City and County of San Francisco, California v. Environmental Protection Agency
ELR Citation: 55 ELR 20028 No(s). 23-753 (U.S. Mar 4, 2025)
The U.S. Supreme Court held, 5-4, that the CWA does not authorize EPA to include "end-result" provisions in NPDES permits, in a lawsuit concerning the Agency's issuance of a renewal permit for the city of San Francisco that added two such requirements.

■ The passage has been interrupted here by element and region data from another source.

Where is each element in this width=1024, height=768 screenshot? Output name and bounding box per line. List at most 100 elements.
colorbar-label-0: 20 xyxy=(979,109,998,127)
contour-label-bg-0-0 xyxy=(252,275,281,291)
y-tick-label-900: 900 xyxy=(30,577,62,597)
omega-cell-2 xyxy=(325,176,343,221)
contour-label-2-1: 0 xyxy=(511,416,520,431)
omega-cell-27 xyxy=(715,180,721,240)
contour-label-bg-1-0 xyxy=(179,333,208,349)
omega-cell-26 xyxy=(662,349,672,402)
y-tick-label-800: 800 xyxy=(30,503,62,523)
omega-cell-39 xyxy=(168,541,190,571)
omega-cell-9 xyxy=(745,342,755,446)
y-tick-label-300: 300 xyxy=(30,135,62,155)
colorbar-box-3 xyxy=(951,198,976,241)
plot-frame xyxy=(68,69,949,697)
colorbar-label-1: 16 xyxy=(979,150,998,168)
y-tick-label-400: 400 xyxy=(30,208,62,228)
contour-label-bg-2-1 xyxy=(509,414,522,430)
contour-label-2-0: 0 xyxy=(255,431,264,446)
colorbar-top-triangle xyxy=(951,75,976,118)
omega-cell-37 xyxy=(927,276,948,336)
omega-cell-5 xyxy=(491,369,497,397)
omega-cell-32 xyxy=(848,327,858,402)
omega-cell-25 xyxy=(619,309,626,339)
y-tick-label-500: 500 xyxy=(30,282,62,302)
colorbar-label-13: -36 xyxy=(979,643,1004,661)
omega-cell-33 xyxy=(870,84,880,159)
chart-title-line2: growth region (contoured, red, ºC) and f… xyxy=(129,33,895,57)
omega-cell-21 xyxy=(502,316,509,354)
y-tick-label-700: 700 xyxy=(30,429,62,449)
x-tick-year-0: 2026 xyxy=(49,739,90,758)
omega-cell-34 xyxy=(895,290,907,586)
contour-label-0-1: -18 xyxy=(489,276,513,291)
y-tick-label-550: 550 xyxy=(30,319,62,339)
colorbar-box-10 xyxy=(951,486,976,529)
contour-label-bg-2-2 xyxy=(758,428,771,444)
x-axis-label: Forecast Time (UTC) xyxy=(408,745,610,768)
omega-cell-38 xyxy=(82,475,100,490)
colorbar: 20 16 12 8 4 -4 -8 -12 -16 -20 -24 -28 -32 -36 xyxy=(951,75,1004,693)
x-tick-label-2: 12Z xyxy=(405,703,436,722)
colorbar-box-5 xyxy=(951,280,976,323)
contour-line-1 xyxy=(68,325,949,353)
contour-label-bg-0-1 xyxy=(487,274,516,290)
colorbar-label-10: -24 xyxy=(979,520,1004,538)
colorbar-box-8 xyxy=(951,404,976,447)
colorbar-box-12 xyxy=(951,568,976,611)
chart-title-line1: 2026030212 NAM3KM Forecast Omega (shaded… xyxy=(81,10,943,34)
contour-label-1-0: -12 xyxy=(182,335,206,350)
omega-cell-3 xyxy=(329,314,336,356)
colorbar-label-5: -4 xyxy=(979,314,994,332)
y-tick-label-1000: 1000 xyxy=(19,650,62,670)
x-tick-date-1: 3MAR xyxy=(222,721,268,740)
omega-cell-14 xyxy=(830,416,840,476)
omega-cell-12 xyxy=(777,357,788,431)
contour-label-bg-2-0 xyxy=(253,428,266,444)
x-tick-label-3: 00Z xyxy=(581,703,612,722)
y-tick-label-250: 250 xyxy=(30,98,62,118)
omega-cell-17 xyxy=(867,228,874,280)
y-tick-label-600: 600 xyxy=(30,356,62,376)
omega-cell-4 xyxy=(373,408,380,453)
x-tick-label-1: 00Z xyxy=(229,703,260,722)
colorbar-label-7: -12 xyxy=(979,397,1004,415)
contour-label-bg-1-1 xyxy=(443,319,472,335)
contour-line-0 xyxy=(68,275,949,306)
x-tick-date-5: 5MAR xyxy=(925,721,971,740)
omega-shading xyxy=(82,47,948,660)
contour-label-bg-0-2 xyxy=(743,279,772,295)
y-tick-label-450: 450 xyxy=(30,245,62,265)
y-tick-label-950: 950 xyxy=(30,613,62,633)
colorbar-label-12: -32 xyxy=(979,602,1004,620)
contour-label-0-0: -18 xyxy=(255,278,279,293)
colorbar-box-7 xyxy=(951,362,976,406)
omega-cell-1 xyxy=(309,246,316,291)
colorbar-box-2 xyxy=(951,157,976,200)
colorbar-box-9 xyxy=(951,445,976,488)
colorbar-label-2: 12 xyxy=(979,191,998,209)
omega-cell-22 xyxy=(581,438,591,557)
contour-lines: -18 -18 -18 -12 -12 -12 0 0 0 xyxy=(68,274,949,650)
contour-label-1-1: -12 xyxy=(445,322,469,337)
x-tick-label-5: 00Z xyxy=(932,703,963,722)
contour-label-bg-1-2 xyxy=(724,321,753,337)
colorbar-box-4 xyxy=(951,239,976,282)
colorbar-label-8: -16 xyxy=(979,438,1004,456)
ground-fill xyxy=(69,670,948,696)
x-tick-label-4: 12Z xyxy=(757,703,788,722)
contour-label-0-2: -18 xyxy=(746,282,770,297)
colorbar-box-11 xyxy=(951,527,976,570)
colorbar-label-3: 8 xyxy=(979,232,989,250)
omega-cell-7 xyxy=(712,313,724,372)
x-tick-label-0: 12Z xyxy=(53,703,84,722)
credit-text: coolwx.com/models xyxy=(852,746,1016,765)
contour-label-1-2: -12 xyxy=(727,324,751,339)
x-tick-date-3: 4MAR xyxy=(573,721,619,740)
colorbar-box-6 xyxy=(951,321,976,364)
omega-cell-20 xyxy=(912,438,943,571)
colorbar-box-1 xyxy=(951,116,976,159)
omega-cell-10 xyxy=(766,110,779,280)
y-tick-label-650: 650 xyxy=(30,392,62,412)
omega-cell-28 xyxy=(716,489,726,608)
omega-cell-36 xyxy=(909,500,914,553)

The city petitioned for review, arguing the requirements, which prohibited one of its treatment facilities from making any discharge that contributed to a violation of any applicable water quality standard for receiving waters and provided that the city could not perform any treatment or make any discharge that created pollution, contamination, or nuisance as defined in the California Water Code, exceeded EPA's statutory authority. The Ninth Circuit denied the petition, holding that CWA §1311(b)(1)(C) authorized EPA to impose "limitations ensuring applicable water quality standards are satisfied in a receiving body of water." The Supreme Court held that the text, structure, and purpose of §1311(b)(1)(C) did not authorize permit requirements conditioning compliance on receiving water quality, and that resorting to such requirements was not necessary to protect water quality. It reversed the Ninth Circuit's denial and remanded for further proceedings. Alito, J., delivered the opinion of the Court, in which Roberts, C.J., and Thomas and Kavanaugh, JJ., joined, in which Gorsuch, J., joined as to all but Part II, and in which Sotomayor, Kagan, Barrett, and Jackson, JJ., joined as to Part II. Barrett, J., filed an opinion dissenting in part, in which Sotomayor, Kagan, and Jackson, JJ., joined.